The observed stepwise reduction of ANT-mediated proton leak may be explained by a direct interaction between ANT and inactin in relation to the pharmacokinetic properties of inactin. Another possibility is that the interface of the lipid bilayer and ANT may have been affected and therefore reduces proton leak [17]. This is somewhat supported by the correlation between the unregulated and ANT-dependent proton leak when including all groups (R2 = 0.23, P = 0.01) (Figure not shown).

Reduced proton leak across the inner mitochondrial membrane promotes increased membrane potential resulting in a reduction of the electron transport system, which favors radical production [20]. Indeed, hydrogen peroxide production during state 2 respiration was significantly increased by inactin. Mitochondrial oxygen affinity, defined as oxygen tension where maximal mitochondrial respiration is inhibited by 50% (p50mito), is dependent on proton leak and the relative activities of the electron transport system complexes [21]. The lower p50mito after acute inactin opposes the effect of increased proton leak on p50mito [21]. The explanation for the inactin dependent lower p50mito is therefore likely related to the observed complex I inhibition, which alters the relative activity between complex I and complex IV.
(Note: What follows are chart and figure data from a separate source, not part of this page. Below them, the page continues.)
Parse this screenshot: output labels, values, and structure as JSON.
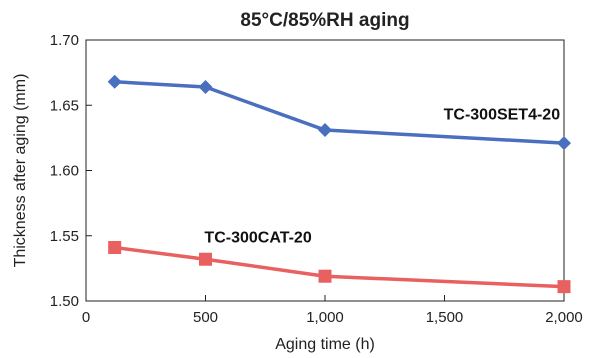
{
  "chart_data": {
    "type": "line",
    "title": "85°C/85%RH aging",
    "xlabel": "Aging time (h)",
    "ylabel": "Thickness after aging (mm)",
    "xlim": [
      0,
      2000
    ],
    "ylim": [
      1.5,
      1.7
    ],
    "x_ticks": [
      0,
      500,
      1000,
      1500,
      2000
    ],
    "x_tick_labels": [
      "0",
      "500",
      "1,000",
      "1,500",
      "2,000"
    ],
    "y_ticks": [
      1.5,
      1.55,
      1.6,
      1.65,
      1.7
    ],
    "y_tick_labels": [
      "1.50",
      "1.55",
      "1.60",
      "1.65",
      "1.70"
    ],
    "grid": false,
    "series": [
      {
        "name": "TC-300SET4-20",
        "color": "#4a6fbf",
        "marker": "diamond",
        "x": [
          120,
          500,
          1000,
          2000
        ],
        "y": [
          1.668,
          1.664,
          1.631,
          1.621
        ]
      },
      {
        "name": "TC-300CAT-20",
        "color": "#e8605f",
        "marker": "square",
        "x": [
          120,
          500,
          1000,
          2000
        ],
        "y": [
          1.541,
          1.532,
          1.519,
          1.511
        ]
      }
    ]
  }
}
A possible limitation of the study potential mitochondrial effects due to the additional surgical procedures, such as tracheostomy and cathetherization, in the long-term inactin exposure group. Although the surgical procedures may have had unknown effect on mitochondria function, the main findings in the acutely treated group are in line with the long-term treated group, implying that it is inactin that is causing the observed mitochondria- effects.

In conclusion, the present study demonstrate that inactin has several acute and long lasting effects on mitochondria function. These effects include inhibition of complex I of the electron transport chain, reduced proton leak across the inner mitochondrial membrane and increased production of reactive oxygen species. These significant effects should be considered when performing studies on isolated mitochondria, or processes influenced by mitochondrial function, in experimental setups using inactin.